Police Sergeant Joe Friday, the detective played by Jack Webb on the radio-television-movie franchise series "Dragnet," became famous for the catchphrase, "Just the facts, ma’am," even though I challenge you to find a clip of him saying that. He frequently said something similar, but never those exact words, according to many people with even more time on their hands than I do.
Regardless, honestly is still the best policy.
Reliable information is vital when basic facts are disputed. Seemingly reliable sources sometimes provide contradictory information confirming what we suspect, or what we are eager to believe, the truth is. One of my teachers in high school told us the world is filled with people who go through life thinking, "Don’t confuse me with the facts." Decades later, little has changed, but now we can’t agree on what the facts are.
After a career in the newspaper industry, I tend to give news messengers — especially most who are in the print media — benefit of the doubt. I know how journalists are trained. I know the standard to which they strive.

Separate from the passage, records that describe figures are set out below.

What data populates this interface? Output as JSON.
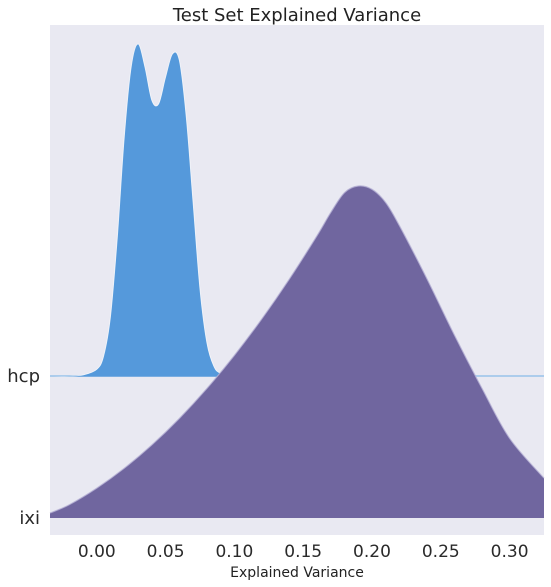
{
  "chart_data": {
    "type": "area",
    "title": "Test Set Explained Variance",
    "xlabel": "Explained Variance",
    "ylabel": "",
    "x_ticks": [
      "0.00",
      "0.05",
      "0.10",
      "0.15",
      "0.20",
      "0.25",
      "0.30"
    ],
    "x_tick_values": [
      0.0,
      0.05,
      0.1,
      0.15,
      0.2,
      0.25,
      0.3
    ],
    "xlim": [
      -0.034,
      0.325
    ],
    "categories": [
      "hcp",
      "ixi"
    ],
    "grid": false,
    "legend": "none",
    "series": [
      {
        "category": "hcp",
        "color": "#5599db",
        "x": [
          -0.034,
          -0.02,
          -0.01,
          0.0,
          0.005,
          0.01,
          0.015,
          0.02,
          0.025,
          0.03,
          0.035,
          0.04,
          0.045,
          0.05,
          0.055,
          0.06,
          0.065,
          0.07,
          0.075,
          0.08,
          0.085,
          0.09,
          0.1,
          0.12,
          0.325
        ],
        "density": [
          0.0,
          0.0,
          0.003,
          0.02,
          0.06,
          0.18,
          0.42,
          0.72,
          0.93,
          1.0,
          0.93,
          0.83,
          0.82,
          0.9,
          0.97,
          0.95,
          0.78,
          0.52,
          0.26,
          0.1,
          0.03,
          0.008,
          0.001,
          0.0,
          0.0
        ]
      },
      {
        "category": "ixi",
        "color": "#70669f",
        "x": [
          -0.034,
          -0.02,
          0.0,
          0.02,
          0.04,
          0.06,
          0.08,
          0.1,
          0.12,
          0.14,
          0.16,
          0.17,
          0.18,
          0.19,
          0.2,
          0.21,
          0.22,
          0.24,
          0.26,
          0.28,
          0.3,
          0.325
        ],
        "density": [
          0.015,
          0.04,
          0.09,
          0.15,
          0.22,
          0.3,
          0.39,
          0.49,
          0.6,
          0.72,
          0.85,
          0.92,
          0.98,
          1.0,
          0.99,
          0.95,
          0.88,
          0.72,
          0.55,
          0.39,
          0.24,
          0.12
        ]
      }
    ],
    "colors": {
      "background": "#e9e9f2",
      "hcp_line": "#5599db",
      "ixi_outline": "#b6b1d6"
    }
  }
}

But obviously, some have strayed from that training in the pursuit of fame and success, building their careers not on facts, but on opinions based on partial truths.
It’s nothing new. In the late 19th century, during the age of "yellow journalism," newspapers were established not so much to cover news, but to promote specific philosophies.
In Brownwood during that time, maybe a dozen newspapers existed for that precise purpose. A similar situation exists today, with websites being created to espouse the owners’ particular political views. The major difference? Yellow journalists had limited readership and didn’t pretend to deal in facts. Today, websites look legitimate and enjoy worldwide readership.
At times during the 20th century, Americans trusted the messengers because their agenda was providing accurate information. Today, just as in the late-1800s, the buyer must be beware if the goal is valid information rather than propaganda. Look for products that offer multiple sides and attribution. Avoid sources that offer simple solutions to complex issues or aren’t willing to issue corrections.
Even when reading sources and reporters you trust, read with skepticism. That’s not necessarily a condemnation of the reporting, because newsmakers they quote have been known to throw up smokescreens.
It’s especially important during an election year, when misinformation blossoms on every side.